Who’s the Boss?
I am fearfully and wonderfully made. All of us are, and every part of every one of us is. Kind of reminds me of a joke …
One day, all the parts of the body were talking about who was most important.
THE BRAIN SAID – “Since I control everything and do all the thinking, I am the most important therefore I should be boss.”
THE FEET SAID – “Since I carry him everywhere he wants to go and get him in position to do what the brain wants, I am the most important.”
THE EYES SAID – “Since I must look out for all of you and tell you where the danger lurks, I an the most important body part.”
THE HANDS SAID – “Since I do all the work and earn all the money to keep the rest of you going, I am the most important.”
Of course, everyone got into the arguments and the heart, lungs, and ears all say the same thing.
Finally, the asshole spoke up and pointed that he was the most important even though the others didn’t know it. All the other laughed and laughed to think of an asshole being boss.
The asshole decided to prove the point and refused to function. Blocked up tight.
Soon the brain was feverish, the eyes crossed and ached, the feet were too weak to walk, the hands hung limply at the sides, and the heart and lungs struggled to keep going.
All pleaded with the asshole to relent and agreed that the asshole was the most important and so it happened.
Moral of the Story: You don’t need a brain to be a Boss——any asshole will do.

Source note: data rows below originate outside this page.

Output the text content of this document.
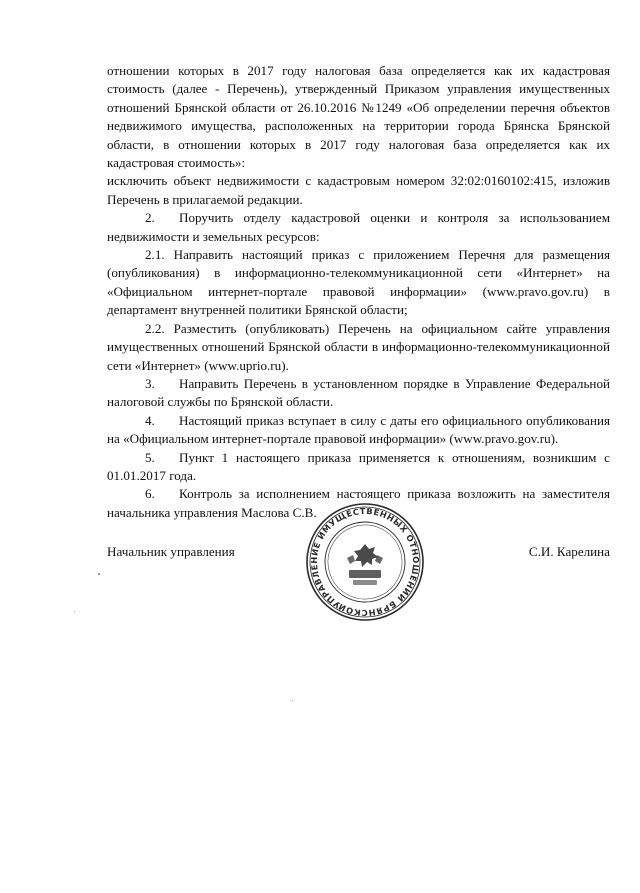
отношении которых в 2017 году налоговая база определяется как их кадастровая стоимость (далее - Перечень), утвержденный Приказом управления имущественных отношений Брянской области от 26.10.2016 №1249 «Об определении перечня объектов недвижимого имущества, расположенных на территории города Брянска Брянской области, в отношении которых в 2017 году налоговая база определяется как их кадастровая стоимость»:

исключить объект недвижимости с кадастровым номером 32:02:0160102:415, изложив Перечень в прилагаемой редакции.

2. Поручить отделу кадастровой оценки и контроля за использованием недвижимости и земельных ресурсов:

2.1. Направить настоящий приказ с приложением Перечня для размещения (опубликования) в информационно-телекоммуникационной сети «Интернет» на «Официальном интернет-портале правовой информации» (www.pravo.gov.ru) в департамент внутренней политики Брянской области;

2.2. Разместить (опубликовать) Перечень на официальном сайте управления имущественных отношений Брянской области в информационно-телекоммуникационной сети «Интернет» (www.uprio.ru).

3. Направить Перечень в установленном порядке в Управление Федеральной налоговой службы по Брянской области.

4. Настоящий приказ вступает в силу с даты его официального опубликования на «Официальном интернет-портале правовой информации» (www.pravo.gov.ru).

5. Пункт 1 настоящего приказа применяется к отношениям, возникшим с 01.01.2017 года.

6. Контроль за исполнением настоящего приказа возложить на заместителя начальника управления Маслова С.В.

Начальник управления	С.И. Карелина
УПРАВЛЕНИЕ ИМУЩЕСТВЕННЫХ ОТНОШЕНИЙ БРЯНСКОЙ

About a month ago I got the result of a Cologuard test. It was positive. So my doctor urged me to meet with a gastroenterologist and have a colonoscopy. That occurred this past Friday. Turns out the Cologuard result was a false positive—apparently, they always show up positive once you’ve had polyps, which I’d had 7 years ago.

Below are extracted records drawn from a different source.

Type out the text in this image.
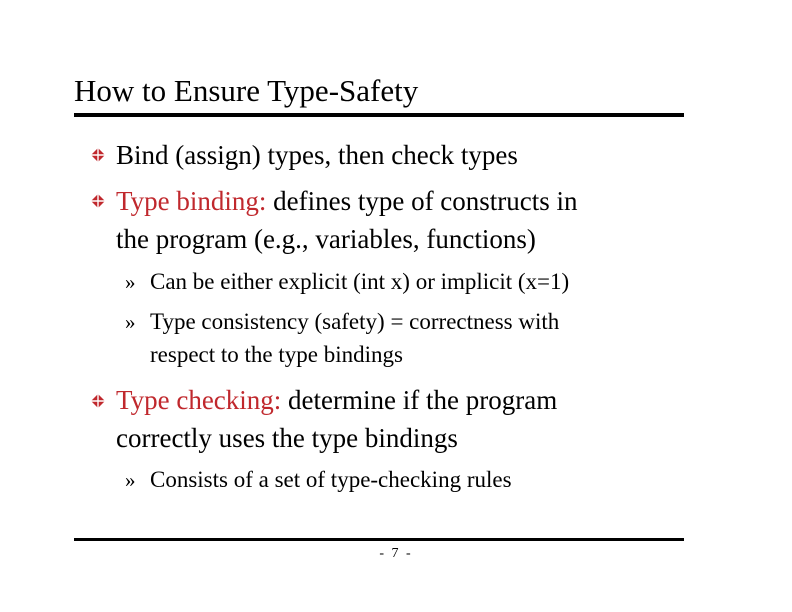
How to Ensure Type-Safety
Bind (assign) types, then check types
Type binding: defines type of constructs in
the program (e.g., variables, functions)
» Can be either explicit (int x) or implicit (x=1)
» Type consistency (safety) = correctness with
respect to the type bindings
Type checking: determine if the program
correctly uses the type bindings
» Consists of a set of type-checking rules
- 7 -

I wasn’t aware of how much that had been weighing on me until I noticed a marked increase in joy and gratitude, and a marked decrease in crotchetiness. I was even inspired by the multiple pictures I received of my innards, fascinated by the almost Georgia O-Keefe-ness of them. They were beautiful in a weird sort of way. Fearfully and wonderfully made. I texted them to my brother and joked that I might get one of them blown up, framed, and hung on my living room wall. “Disgusting” was his reply. He’s entitled to his opinion, of course. But he’s not the boss of me.